An Online Introduction

to Advanced Biology


Terms and Concepts




Chemistry:  From DNA Code to the Proteins that Make Traits







DNA is the molecule that carries genetic information, which turns out to be in the form of codes that can be translated into protein sequences, but of course its much more complicated than that.  As mentioned in the previous section, much of the DNA that organisms carry is not coding sequences at all, but apparently serves other, largely unknown functions.   The coding sequences, the genes, are not all separate, but are strung with non-coding stretches on chromosomes.  Attaching many genes on the same chromosome makes it possible for living cells to reproduce and get the entirety of genes, a copy each of all the DNA bits, into each of the two daughter cells by moving a manageable number of pieces.

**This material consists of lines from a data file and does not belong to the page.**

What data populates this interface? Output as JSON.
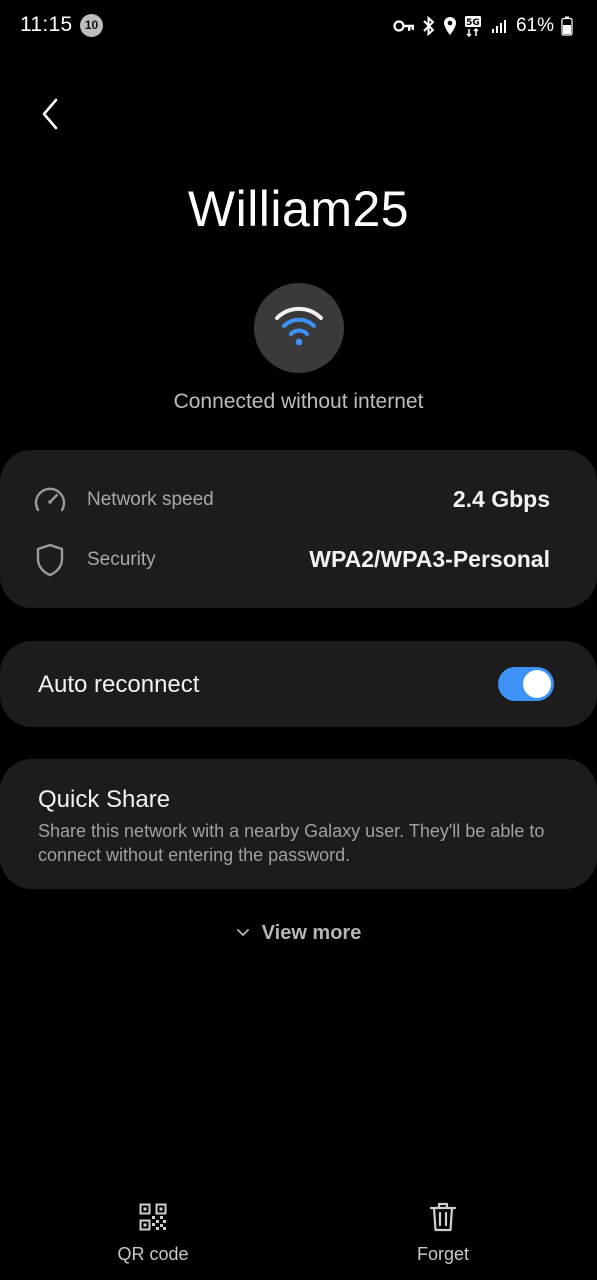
{
  "status_bar": {
    "time": "11:15",
    "notification_count": "10",
    "battery": "61%",
    "icons": [
      "vpn-key-icon",
      "bluetooth-icon",
      "location-icon",
      "5g-icon",
      "signal-icon",
      "battery-icon"
    ]
  },
  "header": {
    "back_icon": "chevron-left-icon",
    "network_name": "William25"
  },
  "wifi": {
    "icon": "wifi-icon",
    "status": "Connected without internet",
    "accent_color": "#3e91f5"
  },
  "info": {
    "rows": [
      {
        "icon": "speedometer-icon",
        "label": "Network speed",
        "value": "2.4 Gbps"
      },
      {
        "icon": "shield-icon",
        "label": "Security",
        "value": "WPA2/WPA3-Personal"
      }
    ]
  },
  "auto_reconnect": {
    "label": "Auto reconnect",
    "enabled": true
  },
  "quick_share": {
    "title": "Quick Share",
    "description": "Share this network with a nearby Galaxy user. They'll be able to connect without entering the password."
  },
  "view_more": {
    "icon": "chevron-down-icon",
    "label": "View more"
  },
  "bottom_actions": [
    {
      "icon": "qr-code-icon",
      "label": "QR code"
    },
    {
      "icon": "trash-icon",
      "label": "Forget"
    }
  ]
}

In organisms that reproduce sexually, chromosomes are "mixed" (recombination) during sex - in order for all gene-based traits to be affected, each chromosome source must have two of each gene (when versions are different, theyre called alleles), carried on "matching" chromosomes, called homologous (Latin for "same information") chromosomes.  Each member of a set has a 50 - 50 chance of being passed along to each offspring, producing offspring with a very different chromosome complement than the parent and that all-important-for-evolution variety within the group.  Homologous chromosomes are found in most eukaryotes, so it turns out that, technically, when we discuss gene expression, the reading (transcription) and conversion-to-protein (translation), it is to be understood that this happens twice each time for most genes being expressed in a cell.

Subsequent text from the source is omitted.